Lord Seventh - Chapitre 62 - Le héros dans toute sa grandeur

 

L'humeur de Jing Qi fut exécrable toute la journée. Il se sentit accablé de fatigue mais était  incapable de trouver le sommeil. Dès qu’il ferma les yeux, des rêves chaotiques l’assaillirent, le menant du monde yang à celui du yin (NT : du monde des vivants au monde des morts) d’une minute à l’autre. À son réveil, il se sentit simplement étourdi, incapable de se souvenir de ce qu’il venait de rêver.

Aussi, lorsque Ping’an le secoua légèrement, il se réveilla instantanément. Il plissa les yeux en scrutant le ciel encore sombre. Sa voix était rauque, empreinte de fatigue « Quelle heure est-il ? »

« À peine passé  la quatrième veille (NT : 1 à 3 h du matin), Maître.
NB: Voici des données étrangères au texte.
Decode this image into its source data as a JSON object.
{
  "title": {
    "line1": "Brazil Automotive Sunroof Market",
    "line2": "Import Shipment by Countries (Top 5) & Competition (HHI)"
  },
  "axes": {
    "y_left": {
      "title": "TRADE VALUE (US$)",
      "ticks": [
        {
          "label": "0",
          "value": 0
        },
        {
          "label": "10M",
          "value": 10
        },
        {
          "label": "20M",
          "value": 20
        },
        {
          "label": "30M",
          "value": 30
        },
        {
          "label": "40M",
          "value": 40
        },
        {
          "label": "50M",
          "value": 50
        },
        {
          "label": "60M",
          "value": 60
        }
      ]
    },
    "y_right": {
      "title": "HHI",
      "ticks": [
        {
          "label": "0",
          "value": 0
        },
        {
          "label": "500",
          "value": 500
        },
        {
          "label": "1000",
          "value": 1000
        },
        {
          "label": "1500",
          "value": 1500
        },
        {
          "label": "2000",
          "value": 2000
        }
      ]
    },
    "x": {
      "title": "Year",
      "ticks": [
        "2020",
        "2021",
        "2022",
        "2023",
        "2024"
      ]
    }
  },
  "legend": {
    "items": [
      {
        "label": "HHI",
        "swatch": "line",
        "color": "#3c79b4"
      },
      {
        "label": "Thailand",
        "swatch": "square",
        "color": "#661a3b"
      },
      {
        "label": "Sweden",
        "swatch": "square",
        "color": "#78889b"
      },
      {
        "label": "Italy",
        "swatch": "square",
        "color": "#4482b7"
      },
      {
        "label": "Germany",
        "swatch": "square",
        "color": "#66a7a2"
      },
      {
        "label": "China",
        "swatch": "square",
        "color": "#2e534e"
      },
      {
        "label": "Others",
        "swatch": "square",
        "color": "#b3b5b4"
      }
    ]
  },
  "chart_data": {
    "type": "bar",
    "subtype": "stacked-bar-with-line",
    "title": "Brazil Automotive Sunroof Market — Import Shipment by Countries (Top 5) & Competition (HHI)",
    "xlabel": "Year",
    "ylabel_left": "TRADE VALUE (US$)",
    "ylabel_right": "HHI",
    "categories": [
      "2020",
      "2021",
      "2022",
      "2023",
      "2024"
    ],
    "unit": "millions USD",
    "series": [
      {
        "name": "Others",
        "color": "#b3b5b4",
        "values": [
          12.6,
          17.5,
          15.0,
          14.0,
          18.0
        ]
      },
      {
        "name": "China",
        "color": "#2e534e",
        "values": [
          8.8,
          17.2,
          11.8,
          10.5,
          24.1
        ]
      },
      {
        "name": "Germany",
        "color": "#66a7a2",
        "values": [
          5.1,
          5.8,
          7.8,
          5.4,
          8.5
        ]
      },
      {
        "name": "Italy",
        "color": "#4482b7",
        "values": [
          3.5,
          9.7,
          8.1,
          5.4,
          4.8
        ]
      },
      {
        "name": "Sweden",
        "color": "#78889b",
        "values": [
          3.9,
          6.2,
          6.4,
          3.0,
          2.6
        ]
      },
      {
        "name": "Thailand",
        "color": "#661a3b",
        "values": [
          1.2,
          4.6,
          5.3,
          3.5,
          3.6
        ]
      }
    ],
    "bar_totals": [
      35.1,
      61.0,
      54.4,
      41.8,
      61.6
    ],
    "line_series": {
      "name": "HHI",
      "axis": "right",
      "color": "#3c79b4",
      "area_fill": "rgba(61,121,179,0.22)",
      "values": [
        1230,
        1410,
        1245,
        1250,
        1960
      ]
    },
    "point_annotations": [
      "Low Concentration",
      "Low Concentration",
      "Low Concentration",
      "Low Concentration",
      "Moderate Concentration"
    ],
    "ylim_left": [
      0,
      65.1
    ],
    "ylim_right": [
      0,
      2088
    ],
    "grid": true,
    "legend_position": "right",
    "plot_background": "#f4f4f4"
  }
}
Le jeune maître Zhou est arrivé. »

Jing Qi fronça les sourcils, son esprit s’éclaircissant avant même qu’il ne se frottât les yeux. « À cette heure-ci ? Où est-il ? »

Ping An hésita. « Dans… la cour arrière. »

Tout en se levant et en se faisant habiller par Ping’an, Jing Qi demanda : « Que fait-il là-bas ? »

« Cet esclave a… déposé le corps là à l’avance. »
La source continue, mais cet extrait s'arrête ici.